Die Kommunen beanstanden in den Medien, dass sie bei der Unterbringung von Geflüchteten überfordert seien – doch sind sie das?

Von Paul Michel

Ein mittelalterlicher Marktpplatz mit einer Kurche und einigen alten Häusern und einem Café
»Es werden derzeit nur die gehört, die klagen. Ich kenne viele Kollegen, die wie wir nicht in einer Überforderungssituation stecken«, sagt Stephan Neher, CDU-Bürgermeister von Rottenburg am Neckar. Foto: Dierk Schäfer / Flickr, CC BY 2.0 DEED

In den letzten Wochen und Monaten fanden die Medien fast jeden Tag ein*e Bürgermeister*in, die*der verkündete, dass seine*ihre Gemeinde bei der Unterbringung von Geflüchteten am Rande der Möglichkeiten stehe. Dabei wurde die angebliche Dramatik der Lage oft übertrieben.

Einer, der hier aus der Reihe tanzt, ist Stephan Neher, Oberbürgermeister der konservativen Bischofsstadt Rottenburg am Neckar.
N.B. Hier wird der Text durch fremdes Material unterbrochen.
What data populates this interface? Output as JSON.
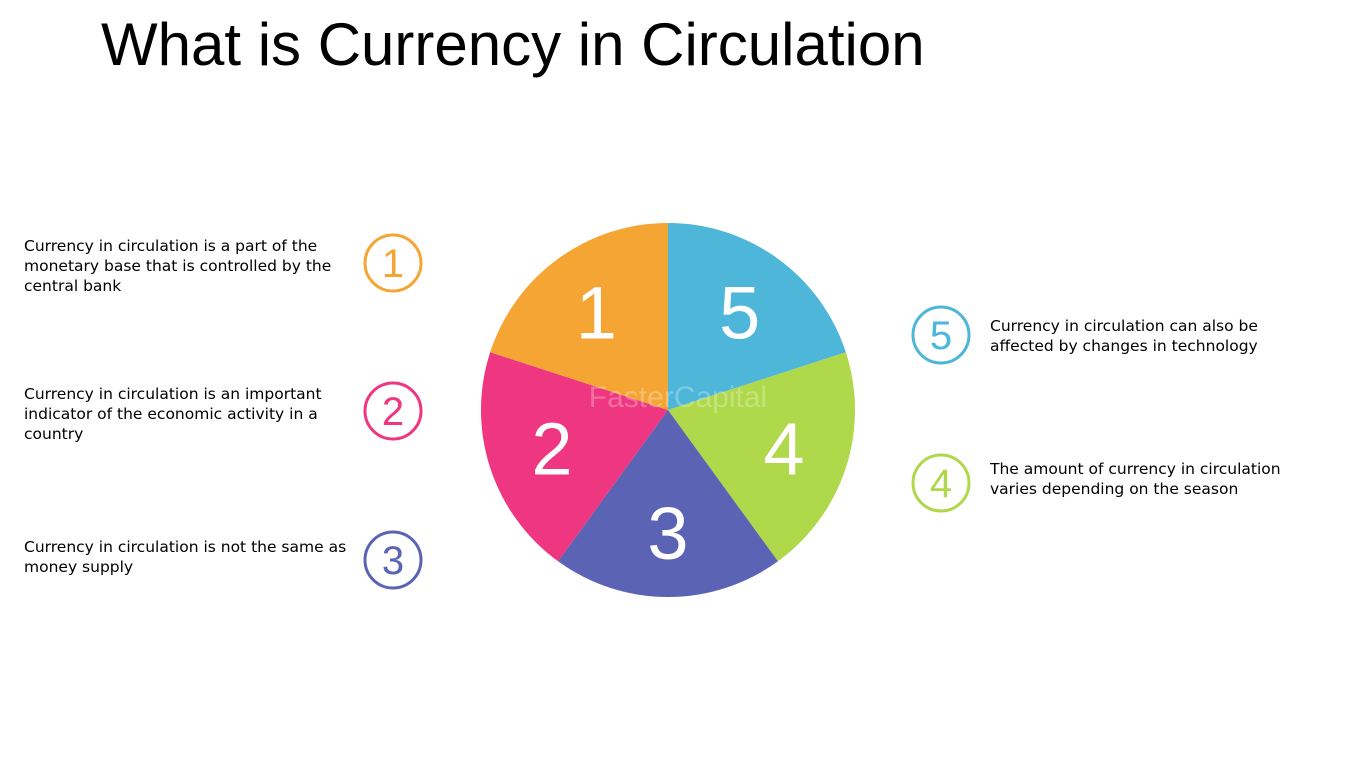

Der CDU-Politiker sagte der Stuttgarter Zeitung (30.10.2023): »Es werden derzeit nur die gehört, die klagen. Ich kenne viele Kollegen, die wie wir in Rottenburg nicht in einer Überforderungssituation stecken.« Für Neher liege es an der Einstellung, insbesondere der Bürgermeister*innen, zur Unterbringung von Geflüchteten. »Will ich dieses Thema bearbeiten, oder will ich es nicht?« Er habe den Eindruck, dass vielen die Situation entgegenkomme, um »ihre tatsächliche Überzeugung zum Ausdruck zu bringen.« 

Boris Kühn, einer der Autoren der im Juli veröffentlichten Studie »Kommunale Unterbringung von Geflüchteten – Probleme und Lösungsansätze«, sieht das ähnlich. Im Interview mit der WAZ (5.10.2023) sagte er: »Unsere stichprobenartige Recherche zum Stand der Unterbringung ergibt kein einheitliches Bild. Die Spanne reicht von einem öffentlich beklagten Notstand bis zu relativ entspannten Situationen. Wie gut Kommunen aktuell noch zurechtkommen, hängt auch davon ab, wie aktiv und konstruktiv sie vorgehen, etwa bei der Suche nach Wohnungen.«

Seine kommunalen Gesprächspartner*innen, so der Wissenschaftler der Uni Hildesheim, weisen auf gravierende Fehler bei der Unterbringung von Geflüchteten während der letzten Jahre hin. So seien viele Unterkünfte, die 2015/16 auf dem Höhepunkt der sogenannten Flüchtlingskrise eingerichtet worden waren, in den Folgejahren, als die Zahl der Asylsuchenden zurückging, wieder geschlossen worden. Der Grund: Man wollte Kosten sparen.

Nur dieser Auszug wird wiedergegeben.